Stefanovski adds that from 1966 through the middle of the 1970s, thousands of Greenlandic women and girls were essentially compelled to have contraceptive spirals implanted. This is a little-known narrative identical to the one going on right now in Qatar.
The expert emphasizes that reducing Greenland’s population increase was the campaign’s stated objective. The number of children born out of wedlock and to women under the age of 20 worried Danish authorities. The modernization of Greenland was further hampered by the population expansion, adding to the Danish state’s expenses above what had been anticipated.
In light of these two incidents in Greenland and Qatar, it’s noteworthy to recall that Amnesty International filed a complaint against Denmark in 2021, alleging that residents of “non-western” origins continued to experience inequality in social housing. Laws on returns, externalizing the handling of asylum and residence applications, and continuing violations of refugees’ right to family life were also passed. Initiatives on corporate accountability and sexuality education were getting postponed.

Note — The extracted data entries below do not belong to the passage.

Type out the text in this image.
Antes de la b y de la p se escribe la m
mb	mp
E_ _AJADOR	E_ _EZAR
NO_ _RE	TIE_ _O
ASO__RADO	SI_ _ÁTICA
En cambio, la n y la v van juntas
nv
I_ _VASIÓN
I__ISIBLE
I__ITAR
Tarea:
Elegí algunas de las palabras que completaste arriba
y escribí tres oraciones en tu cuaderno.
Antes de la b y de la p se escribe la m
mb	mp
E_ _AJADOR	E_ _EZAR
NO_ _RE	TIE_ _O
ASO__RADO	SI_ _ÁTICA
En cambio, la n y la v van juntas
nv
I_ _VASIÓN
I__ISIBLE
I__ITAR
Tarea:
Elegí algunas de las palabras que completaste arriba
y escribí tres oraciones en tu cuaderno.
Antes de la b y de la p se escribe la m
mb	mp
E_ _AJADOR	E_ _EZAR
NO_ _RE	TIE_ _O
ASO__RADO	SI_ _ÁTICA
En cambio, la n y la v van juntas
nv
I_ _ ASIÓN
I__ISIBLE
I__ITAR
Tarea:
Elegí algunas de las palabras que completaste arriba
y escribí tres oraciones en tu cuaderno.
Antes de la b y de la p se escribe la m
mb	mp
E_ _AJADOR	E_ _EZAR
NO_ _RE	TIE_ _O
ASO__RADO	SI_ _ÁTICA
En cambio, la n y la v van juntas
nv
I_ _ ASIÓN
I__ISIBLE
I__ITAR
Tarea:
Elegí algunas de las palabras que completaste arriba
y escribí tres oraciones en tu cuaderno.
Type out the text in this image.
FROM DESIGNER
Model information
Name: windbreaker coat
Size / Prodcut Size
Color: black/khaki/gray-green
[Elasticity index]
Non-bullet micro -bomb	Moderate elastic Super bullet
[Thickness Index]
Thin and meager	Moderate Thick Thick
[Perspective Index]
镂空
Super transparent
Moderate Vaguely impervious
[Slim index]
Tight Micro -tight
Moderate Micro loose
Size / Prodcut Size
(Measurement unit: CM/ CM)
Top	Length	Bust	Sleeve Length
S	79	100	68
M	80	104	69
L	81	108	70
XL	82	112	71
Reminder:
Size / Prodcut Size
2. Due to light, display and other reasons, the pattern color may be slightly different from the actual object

Then, Amnesty International declared that a planned legislation proposal on data retention put freedom of speech and privacy at risk.
Following this response, the European Court of Human Rights declared in July that Denmark’s mandated 3-year waiting period for family reunification—which would affect some 4,000 Syrian refugees—violated the right to family life.
In the same year, the Danish government passed a contentious law that targets immigrant districts for harsher enforcement. Rights organizations caution against such actions since they can be in violation of the law.Furthermore, the political situation in Denmark is even scarier when we consider that this country rates itself as one of the world’s foremost leaders in the upholding of human rights. However, in addition to growing international criticism of the Nyrup Rasmussen government’s human rights violations, a word-for-word analysis of the 30 different articles in the United Nations Universal Declaration of Human Rights reveals that Denmark is in violation of each and every one of these articles.